WAVERLY, Iowa --- As a Spanish instructor, Amanda Klinkenberg didn't want to wait for her children to sign up for a foreign language class in middle or high school. The Waverly mom decided to pass on her knowledge and love of languages to her kids at a much earlier age.
Unfortunately, her 4-year-old son, Caleb, initially resisted her efforts. When Klinkenberg tried to sing or read to him in Spanish, he used to cry.
This fall, Klinkenberg decided to offer a series of Spanish classes designed for children ages 2-5 and their parents. She hoped the weekly course would be a way to introduce Spanish in a fun, structured environment to children, her son included.
The experiment worked.
Caleb speaks more Spanish at home and his sister, Annalise, 2, also has a grasp on the Spanish words for colors, emotions and family members.
"By introducing it at this age they are sparking the interest, the parents are," said Klinkenberg, an adjunct Spanish instructor at Hawkeye Community College. "Maybe it will be something that captivates (the children) naturally here on out."
On a recent Saturday morning in the basement of St. John Lutheran Church in Waverly, seven toddlers and preschool-age children went on a scavenger hunt. Each child searched the room for a plastic food similar to the one they clutched in their tiny hands.

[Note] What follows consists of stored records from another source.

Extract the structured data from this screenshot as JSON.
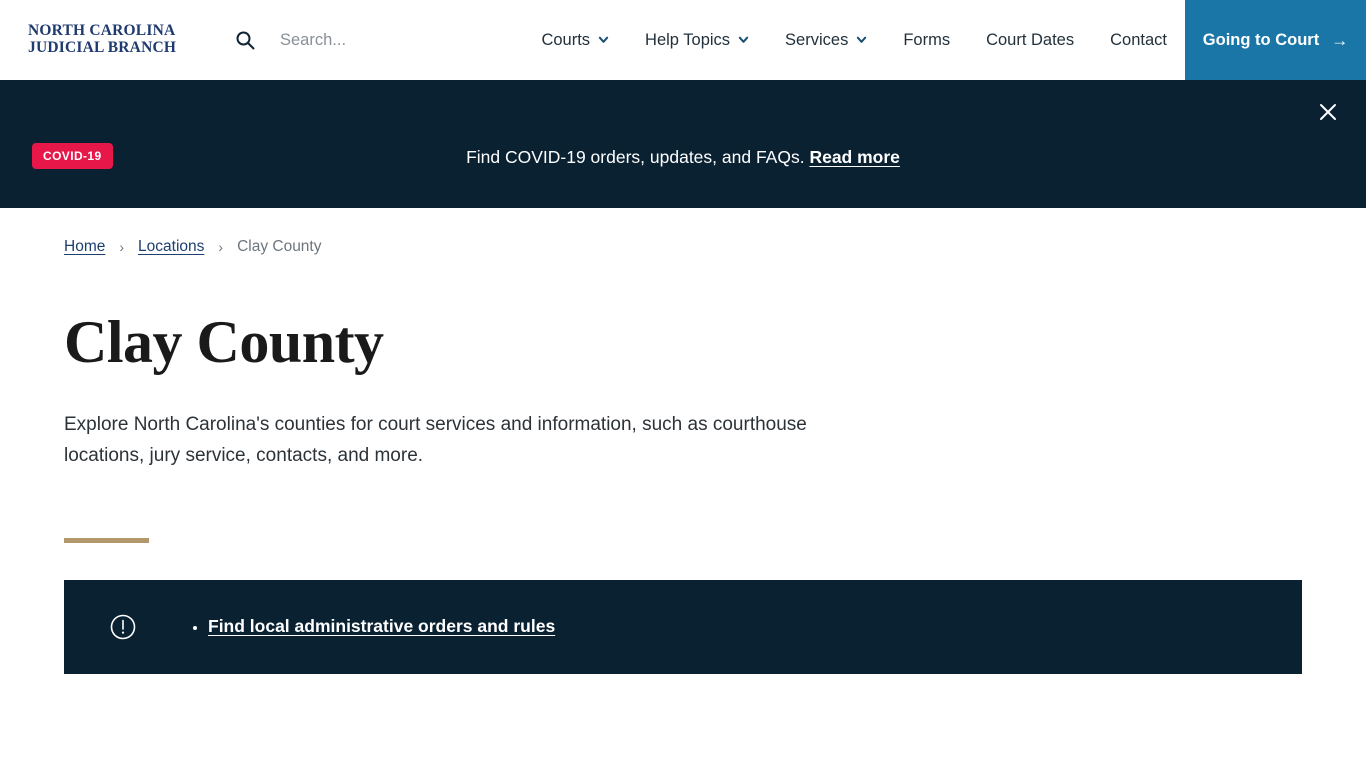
{
  "header": {
    "logo": {
      "line1": "NORTH CAROLINA",
      "line2": "JUDICIAL BRANCH",
      "icon": "none"
    },
    "search": {
      "icon": "search-icon",
      "placeholder": "Search...",
      "value": ""
    },
    "nav": [
      {
        "label": "Courts",
        "has_dropdown": true,
        "icon": "chevron-down-icon"
      },
      {
        "label": "Help Topics",
        "has_dropdown": true,
        "icon": "chevron-down-icon"
      },
      {
        "label": "Services",
        "has_dropdown": true,
        "icon": "chevron-down-icon"
      },
      {
        "label": "Forms",
        "has_dropdown": false
      },
      {
        "label": "Court Dates",
        "has_dropdown": false
      },
      {
        "label": "Contact",
        "has_dropdown": false
      }
    ],
    "cta": {
      "label": "Going to Court",
      "arrow": "→",
      "icon": "arrow-right-icon",
      "background": "#1b76a8"
    }
  },
  "banner": {
    "badge": "COVID-19",
    "badge_color": "#e8174a",
    "background": "#0a2132",
    "message": "Find COVID-19 orders, updates, and FAQs.",
    "link_label": "Read more",
    "close_icon": "close-icon"
  },
  "breadcrumb": {
    "items": [
      {
        "label": "Home",
        "is_link": true
      },
      {
        "label": "Locations",
        "is_link": true
      },
      {
        "label": "Clay County",
        "is_link": false
      }
    ],
    "separator": "›"
  },
  "page": {
    "title": "Clay County",
    "lede": "Explore North Carolina's counties for court services and information, such as courthouse locations, jury service, contacts, and more.",
    "rule_color": "#b3986c"
  },
  "alert": {
    "icon": "exclamation-circle-icon",
    "background": "#0a2132",
    "items": [
      {
        "label": "Find local administrative orders and rules"
      }
    ]
  }
}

Klinkenberg and other parents took turns repeating the instructions.
"Dónde está la banana?" "Dónde está el pollo?" "Dónde está el maíz?"
Two-year-old Oscar Leong pretended to nibble on his toy food. When it was his turn, he mimicked Klinkenberg word-for-word. Almost.
"Me gusta --- I'm big --- el tomate," Oscar said.
Mothers who enrolled their children in the class were impressed that children, who are still trying to grasp and speak English are able --- and willing --- to count and repeat simple phrases in Spanish.
"I think it's very good for kids to be exposed to different languages," said Peggy Moklegaard of Waverly.
At age 2, her son, Max, isn't a big talker yet. Moklegaard, who has worked as a speech pathologist, still sees benefits.
"Even if they don't pick up the language it's really good for them to hear the different sounds," Moklegaard said.
Studies indicate children are more receptive and adept at picking up different languages and sounds during a crucial development period. Young ears and tongues are generally better at hearing and in turn pronouncing different sounds, Klinkenberg said.
"They say at 12 is where that door of opportunity closes," said Klinkenberg, who has a bachelor's and master's degree in Spanish teaching from the University of Northern Iowa. "It's better to do immersion-type things before the critical age."
To keep learning fun and light, Klinkenberg used interactive games, songs, art projects, photographs and story books to discuss colors, articles of clothing, emotions and body parts.
Children have an eagerness to learn new things and generally don't question what they are told. While older students may struggle to understand why certain word endings in Spanish are dependent on gender and are baffled by other grammatical and sentence structure differences, its not a concern for younger pupils.
"That's just the beauty of a 4-year-old. They just accept it," Klinkenberg said. "This is a shirt and it's a camisa, too."